Dear Pardiso users,
I am using Intel Pardiso to solve a sparse system. For small matrices it works perfectly and very fast. However, with increasing system size I figured out that for some set of parameters the numerical factorization doesn't work. Since I have to solve the system several times and the system does not change crucially for each step, I use the CGS-algorithm (iparm(4) = 91). Now, the following problem occurs: the solver directly (iparm(4) = 0) solves the system as a first step and the following error is produced:
*** error PARDISO: iterative refinement contraction rate is greater than 0.9, interrupt
Unfortunately, both the documentation and the forum/Intel website do not provide any further information about this error. In the following you can see the iparm parameters I have used. They almost correspond to default values, however, iparm(4) is set to perform CGS steps.

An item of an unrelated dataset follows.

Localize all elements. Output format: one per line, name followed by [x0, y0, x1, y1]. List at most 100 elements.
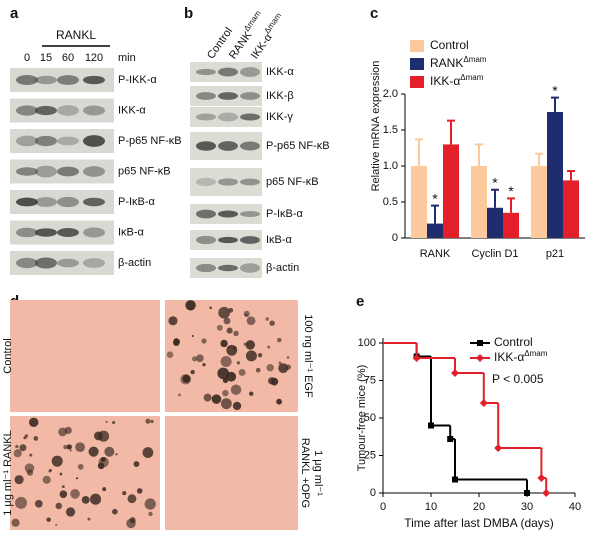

call mkl_set_dynamic ( 0 ) iparm(1) = 1 ! do not use default values iparm(2) = 3 ! fill-in reordering from METIS iparm(3) = 1 ! Number of processors iparm(4) = 91 ! iterative-direct algorithm iparm(8) = 10 ! Max. number of iterative refinement steps on entry iparm(10) = 13 ! perturb the pivot elements with 1E-13 iparm(11) = 1 ! use nonsymmetric permutation and scaling MPS iparm(13) = 1 ! Improved accuracy using nonsymmetric weighted matching iparm(21) = 1 ! Apply 1x1 diagonal pivoting during the factorization process iparm(24) = 1 ! Parallel factorization control iparm(25) = 1 ! Parallel forward/backward solve control iparm(27) = 1 ! checks whether column indices are sorted in increasing order within each row I would like to share a code that you can reproduce the problem, however, the matrices are 1.2 GB large. As I have written, the problem only occurs for large systems. In the following, you can see an extract of my code that performs the solution of the system. ik = 0 cgsxcounter = 0 do ik = ik + 1 if (ik.ge.3) then write(*,*) 'no solution found' stop end if if (cgsxcounter.eq.0) then iparm(4) = 0 !Release all memory phase = -1 call pardiso_64 (pt, maxfct, mnum, mtype, phase, DimensionL, ddum, idum, idum, idum, nrhs, iparm, msglvl, ddum, ddum, error) !Reordering and Symbolic Factorization, This step also allocates all memory that is necessary for the factorization phase = 11 ! only reordering and symbolic factorization call pardiso_64 (pt, maxfct, mnum, mtype, phase, DimensionL, VAL, IA, JA, idum, nrhs, iparm, msglvl, ddum, ddum, error) if (error.ne.0) write(*,*) 'Reordering and Symbolic Factorization wrong: ', error cgsxcounter=1 end if !Factorization. phase = 22 ! only factorization call pardiso_64 (pt, maxfct, mnum, mtype, phase, DimensionL, VAL, IA, JA, idum, nrhs, iparm, msglvl, ddum, ddum, error) if (error.ne.0) stop !Back substitution and iterative refinement phase = 33 ! only substitution call pardiso_64 (pt, maxfct, mnum, mtype, phase, DimensionL, VAL, IA, JA, idum, nrhs, iparm, msglvl, rhodot, rho, error) if (iparm(20).lt.0) then write(*,*) 'Try again' cgsxcounter = 0 else exit end if end do iparm(4) = 91
It would be nice if you could provide more information about the problem. What can cause such a error? What can be done in order to avoid it?
Thanks in advance,
As an add-on: I know what the error means, I just want to know how it can occur and if there is a proper workaround.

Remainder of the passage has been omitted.